One charity we work with has an aim to get under-represented groups into sport. So we needed to assess, ‘Are your local sports groups representative of the local community?’ We boiled it down to a set of dials which showed gender, race and disability of local sports clubs on one side, and the ONS census data from that area on the other. We got a snapshot of their successes and priorities straight away.
Funders love it when you can clearly identify ways they can help you! If your data identifies a specific area where you need more support, you’ll be amazed how positive a discussion can be with funders about whether they can help you fill the gap. That’s why it’s best to present the whole picture; so you can learn from it. Data shouldn’t be used just to convince people of your success.
So what advice would you give to the LtPF network?
The mistake many organisations make is to talk about too many different things in their annual report. One charity’s report had 64 identical dials all showing different outcomes. It looked beautiful but what was the story? It was so difficult to process. It’s much more important to be great at measuring three to five things rather than being mediocre at measuring 80 things.
Also, set up your database in the right way. One charity we worked with was sending out surveys but putting all the answers into one text field. It was stored, but you couldn’t query it or compare it. It was a lot of work collecting data with no benefit.
Mandate certain fields in your surveys makes your data useful, rather than patchy. It’s no good if only 27% of people answered certain questions and they are the important ones.

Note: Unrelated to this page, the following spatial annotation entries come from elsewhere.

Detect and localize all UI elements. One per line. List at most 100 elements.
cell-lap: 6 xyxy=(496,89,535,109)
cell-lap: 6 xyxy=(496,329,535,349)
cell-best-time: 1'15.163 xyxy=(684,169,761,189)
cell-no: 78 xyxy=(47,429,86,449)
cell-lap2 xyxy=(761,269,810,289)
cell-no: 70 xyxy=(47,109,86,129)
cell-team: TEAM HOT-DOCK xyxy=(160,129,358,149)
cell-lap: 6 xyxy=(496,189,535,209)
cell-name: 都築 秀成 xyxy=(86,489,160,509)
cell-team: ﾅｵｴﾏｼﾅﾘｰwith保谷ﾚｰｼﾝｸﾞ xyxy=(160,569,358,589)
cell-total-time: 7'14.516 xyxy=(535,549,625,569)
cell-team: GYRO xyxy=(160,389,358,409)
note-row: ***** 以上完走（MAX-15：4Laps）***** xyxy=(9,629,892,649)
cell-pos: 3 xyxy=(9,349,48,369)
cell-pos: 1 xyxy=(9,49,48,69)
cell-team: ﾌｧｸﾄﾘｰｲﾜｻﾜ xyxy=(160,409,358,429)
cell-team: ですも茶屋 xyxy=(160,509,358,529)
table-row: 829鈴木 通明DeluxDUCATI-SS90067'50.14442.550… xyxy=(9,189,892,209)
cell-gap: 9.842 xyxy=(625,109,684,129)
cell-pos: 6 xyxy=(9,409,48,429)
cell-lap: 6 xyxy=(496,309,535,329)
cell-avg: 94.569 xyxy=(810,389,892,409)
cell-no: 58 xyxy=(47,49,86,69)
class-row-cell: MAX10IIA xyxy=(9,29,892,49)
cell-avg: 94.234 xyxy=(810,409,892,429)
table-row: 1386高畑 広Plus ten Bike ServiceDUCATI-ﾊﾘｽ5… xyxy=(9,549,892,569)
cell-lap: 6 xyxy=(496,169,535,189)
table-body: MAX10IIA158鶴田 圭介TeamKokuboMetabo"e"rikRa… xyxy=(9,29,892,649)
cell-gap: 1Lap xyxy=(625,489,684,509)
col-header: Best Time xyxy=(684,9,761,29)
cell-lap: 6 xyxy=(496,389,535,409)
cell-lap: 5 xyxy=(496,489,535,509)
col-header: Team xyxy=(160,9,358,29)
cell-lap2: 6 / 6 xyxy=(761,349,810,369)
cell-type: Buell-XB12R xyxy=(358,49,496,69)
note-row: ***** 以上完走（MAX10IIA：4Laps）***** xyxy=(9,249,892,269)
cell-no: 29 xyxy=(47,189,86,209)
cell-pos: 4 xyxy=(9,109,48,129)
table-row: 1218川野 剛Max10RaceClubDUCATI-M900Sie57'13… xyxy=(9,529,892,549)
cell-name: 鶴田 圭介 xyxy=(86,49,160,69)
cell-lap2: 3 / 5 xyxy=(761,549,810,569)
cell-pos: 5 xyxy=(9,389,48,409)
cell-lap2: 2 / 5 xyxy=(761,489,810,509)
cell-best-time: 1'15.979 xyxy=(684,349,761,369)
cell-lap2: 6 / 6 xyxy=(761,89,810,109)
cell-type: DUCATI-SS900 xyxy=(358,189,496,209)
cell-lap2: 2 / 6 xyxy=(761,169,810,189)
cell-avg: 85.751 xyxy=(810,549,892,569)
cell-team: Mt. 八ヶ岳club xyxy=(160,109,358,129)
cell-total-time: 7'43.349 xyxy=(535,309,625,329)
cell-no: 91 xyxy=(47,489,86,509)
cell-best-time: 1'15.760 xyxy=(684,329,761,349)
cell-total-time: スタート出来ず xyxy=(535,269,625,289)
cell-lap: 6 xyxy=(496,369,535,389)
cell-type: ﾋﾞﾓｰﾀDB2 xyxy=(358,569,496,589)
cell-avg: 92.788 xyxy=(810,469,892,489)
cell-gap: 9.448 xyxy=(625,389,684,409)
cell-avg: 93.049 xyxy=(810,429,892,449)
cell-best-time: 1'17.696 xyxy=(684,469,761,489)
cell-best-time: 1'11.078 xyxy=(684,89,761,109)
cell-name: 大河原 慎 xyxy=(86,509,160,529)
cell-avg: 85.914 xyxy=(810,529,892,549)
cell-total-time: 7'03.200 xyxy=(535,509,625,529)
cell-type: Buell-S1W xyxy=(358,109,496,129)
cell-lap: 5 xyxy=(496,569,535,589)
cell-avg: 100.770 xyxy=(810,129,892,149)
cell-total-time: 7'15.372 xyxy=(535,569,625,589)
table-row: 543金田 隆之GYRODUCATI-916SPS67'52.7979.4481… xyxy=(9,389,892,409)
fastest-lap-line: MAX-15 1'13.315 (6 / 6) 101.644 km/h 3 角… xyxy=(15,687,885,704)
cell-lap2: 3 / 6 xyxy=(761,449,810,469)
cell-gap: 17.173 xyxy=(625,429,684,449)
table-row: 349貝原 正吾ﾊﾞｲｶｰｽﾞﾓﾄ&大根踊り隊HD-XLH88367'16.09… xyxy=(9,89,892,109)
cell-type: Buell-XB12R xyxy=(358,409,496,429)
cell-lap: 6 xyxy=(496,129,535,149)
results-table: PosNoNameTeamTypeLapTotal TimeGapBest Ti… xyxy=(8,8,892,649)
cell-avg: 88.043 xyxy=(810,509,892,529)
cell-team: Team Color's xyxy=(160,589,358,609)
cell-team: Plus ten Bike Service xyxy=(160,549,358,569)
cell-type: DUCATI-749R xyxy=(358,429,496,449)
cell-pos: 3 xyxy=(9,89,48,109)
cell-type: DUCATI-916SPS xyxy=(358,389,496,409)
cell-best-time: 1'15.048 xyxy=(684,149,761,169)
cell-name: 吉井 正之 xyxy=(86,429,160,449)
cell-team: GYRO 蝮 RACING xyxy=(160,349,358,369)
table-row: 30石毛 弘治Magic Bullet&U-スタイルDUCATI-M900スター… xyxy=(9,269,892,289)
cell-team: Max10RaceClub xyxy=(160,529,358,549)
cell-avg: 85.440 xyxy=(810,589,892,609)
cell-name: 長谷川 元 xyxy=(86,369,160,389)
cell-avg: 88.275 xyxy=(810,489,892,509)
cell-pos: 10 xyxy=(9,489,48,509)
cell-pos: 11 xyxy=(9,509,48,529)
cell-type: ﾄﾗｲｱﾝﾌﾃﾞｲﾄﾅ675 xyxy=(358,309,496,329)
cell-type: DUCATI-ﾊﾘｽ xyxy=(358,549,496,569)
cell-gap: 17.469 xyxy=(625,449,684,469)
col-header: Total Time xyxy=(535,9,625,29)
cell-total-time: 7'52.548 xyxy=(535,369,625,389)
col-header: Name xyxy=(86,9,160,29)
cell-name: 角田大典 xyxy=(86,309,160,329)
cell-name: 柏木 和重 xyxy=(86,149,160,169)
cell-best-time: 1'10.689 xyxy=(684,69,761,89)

Don’t overdo it. Respondents will generally answer five questions, but sending them 40 questions is pointless. Just because you can measure something, doesn’t mean you should!
Also, a personal request to fill in a survey gets a response rate above 65% as opposed to around 15% if you just send out something en masse. That could be a phone call or a text message to say, ‘It will really help us if you can fill this in.’ Use electronic systems to send stuff out, but that personal appeal achieves far better results.
Any other wisdom to add on M&E?
Trust Impact helps charities of all sizes develop a pragmatic approach to impact and data, including developing data visualisation and a data-driven culture. We use Power BI which is a great tool which charities can use themselves or we can help set up. You can see an example of what it produces from our work with YMCA here.
We’ve also just launched a platform called Connect Mix Share which allows you to connect your database and stream that data live to Power BI. Rather than spending hours crunching the same data each month for reporting, Connect Mix Share does it automatically. It’s low cost and saves days of staff processing time.
Many thanks for your time and insights, Matt!